David Owen writes about "The Efficiency Dilemma: What's the best way to use less energy?" (only abstract is not gated) in the current New Yorker. He notes that Stanley Jevons figured out many years ago that commodity-specific "efficiency" gains result in lower prices which prompt increased consumption. Many people simply call it the Law of Demand.
This suggests once more that "energy efficiency" is a dumb idea. It may make sense to engineers and even have some intuitive appeal, but all resources are scarce and markets are there to mediate the uncountable trade-offs that are prompted. Sounds simple, but it isn't.
There are enough problems when we discuss plain old efficiency (as in Pareto), but it gets crazy when we focus on efficiency with respect to just one commodity.

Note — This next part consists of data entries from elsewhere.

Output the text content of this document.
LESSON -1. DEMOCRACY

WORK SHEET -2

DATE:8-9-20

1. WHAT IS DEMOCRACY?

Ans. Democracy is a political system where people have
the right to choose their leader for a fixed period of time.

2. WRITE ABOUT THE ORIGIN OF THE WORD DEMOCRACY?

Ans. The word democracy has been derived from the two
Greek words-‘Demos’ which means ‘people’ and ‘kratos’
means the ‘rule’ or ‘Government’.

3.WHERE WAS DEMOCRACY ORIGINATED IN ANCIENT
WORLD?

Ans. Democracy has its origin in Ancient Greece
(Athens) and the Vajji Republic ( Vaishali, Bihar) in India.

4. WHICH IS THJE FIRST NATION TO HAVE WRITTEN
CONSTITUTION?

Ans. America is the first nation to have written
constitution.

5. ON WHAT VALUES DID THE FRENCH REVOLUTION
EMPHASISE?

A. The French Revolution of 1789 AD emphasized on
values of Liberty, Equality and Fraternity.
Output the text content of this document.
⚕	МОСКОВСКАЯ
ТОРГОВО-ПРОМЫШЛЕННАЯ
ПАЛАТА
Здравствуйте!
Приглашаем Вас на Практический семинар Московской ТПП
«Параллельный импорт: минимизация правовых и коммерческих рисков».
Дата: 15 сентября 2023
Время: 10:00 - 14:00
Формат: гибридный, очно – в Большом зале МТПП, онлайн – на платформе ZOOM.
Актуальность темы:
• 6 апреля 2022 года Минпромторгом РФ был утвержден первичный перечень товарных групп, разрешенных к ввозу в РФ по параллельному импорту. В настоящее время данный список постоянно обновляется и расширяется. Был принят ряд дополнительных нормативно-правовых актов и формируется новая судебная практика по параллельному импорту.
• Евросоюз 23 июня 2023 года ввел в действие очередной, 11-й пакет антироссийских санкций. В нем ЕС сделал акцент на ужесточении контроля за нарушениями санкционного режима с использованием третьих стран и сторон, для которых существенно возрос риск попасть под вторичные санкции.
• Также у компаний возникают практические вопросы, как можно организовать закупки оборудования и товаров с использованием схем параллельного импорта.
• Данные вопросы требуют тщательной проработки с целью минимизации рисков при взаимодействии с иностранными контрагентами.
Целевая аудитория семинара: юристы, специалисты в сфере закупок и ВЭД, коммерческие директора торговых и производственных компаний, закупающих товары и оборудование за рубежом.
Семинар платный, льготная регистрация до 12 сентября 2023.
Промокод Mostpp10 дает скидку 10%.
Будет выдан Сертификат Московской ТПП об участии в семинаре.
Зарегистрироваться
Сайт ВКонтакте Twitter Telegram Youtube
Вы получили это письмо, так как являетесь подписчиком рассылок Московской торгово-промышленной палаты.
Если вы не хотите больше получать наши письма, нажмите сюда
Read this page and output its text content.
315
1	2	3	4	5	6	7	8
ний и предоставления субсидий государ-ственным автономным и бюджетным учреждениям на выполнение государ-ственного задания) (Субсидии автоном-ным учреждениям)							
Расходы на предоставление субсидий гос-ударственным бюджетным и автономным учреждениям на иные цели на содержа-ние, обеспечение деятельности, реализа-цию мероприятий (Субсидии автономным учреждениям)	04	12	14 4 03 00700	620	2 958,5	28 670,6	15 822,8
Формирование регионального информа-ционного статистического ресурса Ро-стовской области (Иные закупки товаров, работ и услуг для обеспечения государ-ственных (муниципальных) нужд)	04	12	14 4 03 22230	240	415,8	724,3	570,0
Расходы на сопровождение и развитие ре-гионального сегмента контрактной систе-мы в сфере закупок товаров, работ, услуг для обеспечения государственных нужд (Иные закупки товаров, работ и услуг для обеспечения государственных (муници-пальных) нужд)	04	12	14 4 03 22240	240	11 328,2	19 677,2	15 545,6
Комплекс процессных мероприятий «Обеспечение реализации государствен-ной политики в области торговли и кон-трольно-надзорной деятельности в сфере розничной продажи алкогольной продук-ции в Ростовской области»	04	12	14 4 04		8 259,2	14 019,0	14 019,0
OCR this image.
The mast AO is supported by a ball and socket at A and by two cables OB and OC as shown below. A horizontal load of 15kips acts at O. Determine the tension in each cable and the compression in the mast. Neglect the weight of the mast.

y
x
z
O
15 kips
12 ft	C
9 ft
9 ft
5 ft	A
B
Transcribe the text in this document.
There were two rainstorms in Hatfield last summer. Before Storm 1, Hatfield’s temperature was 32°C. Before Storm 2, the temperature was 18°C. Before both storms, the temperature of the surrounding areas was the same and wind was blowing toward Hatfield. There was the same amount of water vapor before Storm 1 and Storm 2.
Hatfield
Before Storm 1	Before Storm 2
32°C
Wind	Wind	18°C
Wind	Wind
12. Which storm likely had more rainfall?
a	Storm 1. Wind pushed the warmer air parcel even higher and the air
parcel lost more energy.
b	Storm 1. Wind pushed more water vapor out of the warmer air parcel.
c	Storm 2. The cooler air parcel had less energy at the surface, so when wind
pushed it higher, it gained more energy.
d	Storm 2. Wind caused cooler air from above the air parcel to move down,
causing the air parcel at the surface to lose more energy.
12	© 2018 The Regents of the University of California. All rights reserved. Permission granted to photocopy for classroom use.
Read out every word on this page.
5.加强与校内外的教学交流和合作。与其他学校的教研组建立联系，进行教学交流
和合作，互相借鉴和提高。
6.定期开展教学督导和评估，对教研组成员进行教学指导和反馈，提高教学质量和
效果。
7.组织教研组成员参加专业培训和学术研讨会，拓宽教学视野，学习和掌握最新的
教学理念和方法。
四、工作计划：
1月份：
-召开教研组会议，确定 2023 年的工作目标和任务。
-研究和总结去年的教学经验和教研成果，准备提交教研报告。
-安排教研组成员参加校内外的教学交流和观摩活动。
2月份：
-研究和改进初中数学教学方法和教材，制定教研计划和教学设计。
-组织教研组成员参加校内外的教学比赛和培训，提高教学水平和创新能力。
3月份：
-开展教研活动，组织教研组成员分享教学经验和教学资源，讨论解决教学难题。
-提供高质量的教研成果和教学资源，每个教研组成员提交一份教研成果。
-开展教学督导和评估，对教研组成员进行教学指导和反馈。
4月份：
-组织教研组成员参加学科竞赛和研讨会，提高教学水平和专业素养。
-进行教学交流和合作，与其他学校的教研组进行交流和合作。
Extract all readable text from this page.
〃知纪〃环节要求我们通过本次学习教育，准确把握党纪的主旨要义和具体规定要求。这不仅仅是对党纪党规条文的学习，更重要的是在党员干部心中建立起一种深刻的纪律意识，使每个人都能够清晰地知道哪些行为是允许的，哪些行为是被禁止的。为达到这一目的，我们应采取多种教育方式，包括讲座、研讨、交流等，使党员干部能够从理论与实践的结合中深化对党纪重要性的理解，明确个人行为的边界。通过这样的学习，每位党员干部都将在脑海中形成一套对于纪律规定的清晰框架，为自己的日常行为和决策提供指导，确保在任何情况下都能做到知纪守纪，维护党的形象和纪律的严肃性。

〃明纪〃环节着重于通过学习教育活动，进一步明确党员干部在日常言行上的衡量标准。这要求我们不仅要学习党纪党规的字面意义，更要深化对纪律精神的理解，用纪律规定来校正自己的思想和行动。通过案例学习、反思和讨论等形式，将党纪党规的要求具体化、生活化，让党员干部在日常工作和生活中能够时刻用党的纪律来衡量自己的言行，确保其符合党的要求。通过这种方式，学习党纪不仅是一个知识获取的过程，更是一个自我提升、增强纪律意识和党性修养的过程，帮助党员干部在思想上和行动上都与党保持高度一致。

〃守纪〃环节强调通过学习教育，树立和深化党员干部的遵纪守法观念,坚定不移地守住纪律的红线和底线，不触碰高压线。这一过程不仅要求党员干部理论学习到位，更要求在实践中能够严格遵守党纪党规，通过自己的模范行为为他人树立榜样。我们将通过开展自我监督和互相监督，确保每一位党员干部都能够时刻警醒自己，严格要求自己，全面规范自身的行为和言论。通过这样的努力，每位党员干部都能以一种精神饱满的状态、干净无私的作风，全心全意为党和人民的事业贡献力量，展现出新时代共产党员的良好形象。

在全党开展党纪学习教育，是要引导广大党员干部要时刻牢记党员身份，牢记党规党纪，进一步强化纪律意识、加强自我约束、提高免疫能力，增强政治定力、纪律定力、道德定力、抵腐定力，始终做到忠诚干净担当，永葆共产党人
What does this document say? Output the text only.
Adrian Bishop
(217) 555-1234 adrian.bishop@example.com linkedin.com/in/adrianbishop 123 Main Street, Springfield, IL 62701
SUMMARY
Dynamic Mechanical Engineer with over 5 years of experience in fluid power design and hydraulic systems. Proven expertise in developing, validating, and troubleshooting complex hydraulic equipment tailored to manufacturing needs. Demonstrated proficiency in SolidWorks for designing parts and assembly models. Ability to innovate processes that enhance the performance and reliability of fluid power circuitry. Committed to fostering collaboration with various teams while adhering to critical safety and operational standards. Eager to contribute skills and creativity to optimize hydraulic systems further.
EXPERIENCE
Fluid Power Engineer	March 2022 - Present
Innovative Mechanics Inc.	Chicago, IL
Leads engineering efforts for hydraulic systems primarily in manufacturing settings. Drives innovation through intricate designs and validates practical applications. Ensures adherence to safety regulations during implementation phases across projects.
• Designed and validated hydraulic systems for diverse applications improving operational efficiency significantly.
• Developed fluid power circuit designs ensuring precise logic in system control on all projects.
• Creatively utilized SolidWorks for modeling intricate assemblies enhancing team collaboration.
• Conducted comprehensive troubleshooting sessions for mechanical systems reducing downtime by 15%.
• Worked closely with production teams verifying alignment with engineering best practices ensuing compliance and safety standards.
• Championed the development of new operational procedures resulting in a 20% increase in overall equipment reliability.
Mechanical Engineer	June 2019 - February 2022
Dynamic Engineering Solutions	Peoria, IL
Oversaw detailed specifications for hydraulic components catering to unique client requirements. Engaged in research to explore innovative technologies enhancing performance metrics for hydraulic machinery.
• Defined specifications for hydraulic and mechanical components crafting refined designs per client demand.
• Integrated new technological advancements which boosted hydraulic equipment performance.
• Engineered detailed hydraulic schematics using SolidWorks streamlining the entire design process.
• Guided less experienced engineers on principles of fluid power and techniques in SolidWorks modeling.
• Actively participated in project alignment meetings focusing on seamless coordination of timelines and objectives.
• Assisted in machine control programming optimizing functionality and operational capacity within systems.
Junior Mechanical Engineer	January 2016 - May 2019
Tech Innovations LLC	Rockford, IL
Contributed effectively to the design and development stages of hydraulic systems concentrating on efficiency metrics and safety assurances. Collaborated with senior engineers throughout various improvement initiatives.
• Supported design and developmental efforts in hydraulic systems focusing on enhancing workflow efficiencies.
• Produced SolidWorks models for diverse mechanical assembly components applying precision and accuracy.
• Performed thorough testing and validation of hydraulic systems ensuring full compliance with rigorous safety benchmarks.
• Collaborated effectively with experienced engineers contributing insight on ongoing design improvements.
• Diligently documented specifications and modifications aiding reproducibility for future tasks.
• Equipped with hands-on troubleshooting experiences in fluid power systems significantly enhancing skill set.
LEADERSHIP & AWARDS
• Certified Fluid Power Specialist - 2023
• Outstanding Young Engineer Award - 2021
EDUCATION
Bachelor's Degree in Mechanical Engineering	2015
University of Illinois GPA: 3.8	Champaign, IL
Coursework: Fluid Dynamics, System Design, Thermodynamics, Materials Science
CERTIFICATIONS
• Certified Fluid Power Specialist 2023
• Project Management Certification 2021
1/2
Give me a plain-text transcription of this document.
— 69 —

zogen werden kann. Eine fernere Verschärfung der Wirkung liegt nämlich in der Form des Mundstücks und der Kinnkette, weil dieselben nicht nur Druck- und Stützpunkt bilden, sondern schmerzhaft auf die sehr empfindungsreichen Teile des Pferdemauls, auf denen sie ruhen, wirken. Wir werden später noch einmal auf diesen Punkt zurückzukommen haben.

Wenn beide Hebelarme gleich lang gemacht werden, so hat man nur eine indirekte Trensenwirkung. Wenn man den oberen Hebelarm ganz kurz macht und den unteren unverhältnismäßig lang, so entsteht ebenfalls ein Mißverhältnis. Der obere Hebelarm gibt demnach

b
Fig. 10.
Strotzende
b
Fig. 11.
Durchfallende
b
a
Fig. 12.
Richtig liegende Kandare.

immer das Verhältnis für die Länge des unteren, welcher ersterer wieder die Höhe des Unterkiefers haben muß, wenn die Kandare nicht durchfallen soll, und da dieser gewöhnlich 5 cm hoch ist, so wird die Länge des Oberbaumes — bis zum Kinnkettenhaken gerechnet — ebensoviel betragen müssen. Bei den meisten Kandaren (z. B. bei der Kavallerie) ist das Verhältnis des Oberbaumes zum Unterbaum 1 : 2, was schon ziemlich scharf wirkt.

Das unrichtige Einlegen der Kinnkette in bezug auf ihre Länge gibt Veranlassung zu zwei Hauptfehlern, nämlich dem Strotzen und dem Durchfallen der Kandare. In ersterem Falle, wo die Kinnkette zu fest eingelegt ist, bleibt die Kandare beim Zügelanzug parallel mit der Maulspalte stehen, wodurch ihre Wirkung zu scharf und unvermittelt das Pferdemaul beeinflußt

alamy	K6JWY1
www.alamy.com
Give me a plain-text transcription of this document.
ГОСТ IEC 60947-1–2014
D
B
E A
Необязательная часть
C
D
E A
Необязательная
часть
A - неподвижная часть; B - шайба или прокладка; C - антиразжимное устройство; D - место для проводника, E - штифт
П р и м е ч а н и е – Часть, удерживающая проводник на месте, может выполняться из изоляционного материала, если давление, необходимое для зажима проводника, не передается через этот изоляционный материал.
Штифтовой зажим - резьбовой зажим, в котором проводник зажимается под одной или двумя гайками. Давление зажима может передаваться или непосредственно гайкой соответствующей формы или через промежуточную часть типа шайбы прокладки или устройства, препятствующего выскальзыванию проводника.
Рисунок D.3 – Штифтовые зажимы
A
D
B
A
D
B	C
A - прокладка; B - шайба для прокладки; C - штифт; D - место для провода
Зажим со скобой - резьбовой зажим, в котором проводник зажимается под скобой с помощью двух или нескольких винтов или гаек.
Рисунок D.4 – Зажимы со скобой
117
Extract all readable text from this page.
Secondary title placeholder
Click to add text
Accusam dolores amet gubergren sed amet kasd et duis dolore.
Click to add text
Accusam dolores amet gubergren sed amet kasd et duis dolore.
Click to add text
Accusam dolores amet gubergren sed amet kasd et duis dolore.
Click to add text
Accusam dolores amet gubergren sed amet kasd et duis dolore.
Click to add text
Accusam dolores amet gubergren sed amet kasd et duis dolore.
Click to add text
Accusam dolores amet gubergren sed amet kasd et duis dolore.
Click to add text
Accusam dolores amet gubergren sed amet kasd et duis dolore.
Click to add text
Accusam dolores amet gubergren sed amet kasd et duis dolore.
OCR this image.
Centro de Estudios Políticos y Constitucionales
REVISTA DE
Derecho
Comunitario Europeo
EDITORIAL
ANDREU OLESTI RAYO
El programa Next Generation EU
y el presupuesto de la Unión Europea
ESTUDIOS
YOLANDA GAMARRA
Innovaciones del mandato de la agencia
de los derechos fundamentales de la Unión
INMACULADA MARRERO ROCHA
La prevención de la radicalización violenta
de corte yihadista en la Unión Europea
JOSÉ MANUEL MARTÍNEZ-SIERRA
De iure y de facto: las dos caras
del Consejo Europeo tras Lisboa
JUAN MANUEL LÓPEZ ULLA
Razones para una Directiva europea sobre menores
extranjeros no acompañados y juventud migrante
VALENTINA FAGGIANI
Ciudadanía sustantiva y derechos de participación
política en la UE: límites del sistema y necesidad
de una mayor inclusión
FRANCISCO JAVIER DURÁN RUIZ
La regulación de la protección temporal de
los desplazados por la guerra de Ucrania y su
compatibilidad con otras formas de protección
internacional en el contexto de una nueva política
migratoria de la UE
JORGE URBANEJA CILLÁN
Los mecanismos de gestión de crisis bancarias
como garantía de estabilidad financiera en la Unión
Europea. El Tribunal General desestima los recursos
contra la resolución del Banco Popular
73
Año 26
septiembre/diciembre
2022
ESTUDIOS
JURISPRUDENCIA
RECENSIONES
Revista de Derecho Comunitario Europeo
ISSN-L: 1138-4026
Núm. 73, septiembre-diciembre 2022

As long as we are unable or unwilling to price a commodity with substantial unpriced attributes, we will face the conundrum. But the climate change discussion involves a global commons. Serious global agreements re carbon taxes or cap-and-trade are unlikely. Local efforts (by individual states or cities) are mainly feel-good and (as Jevons reminded his readers) not likely to amount to anything.
The Owen piece is worth reading because he recounts how much extra energy his family has consumed over the years in the way of how many refrigerators and air conditioners they acquired over the years -- as energy (and other) prices fell. He also takes a stab at a verbal explanation of the general equilibrium effects.
Put "energy efficiency" into Google scholar and over 400,000 citations pop up. My own small sample showed that most of them take it seriously. "Sex" has only just over four times as many searches (in Google scholar).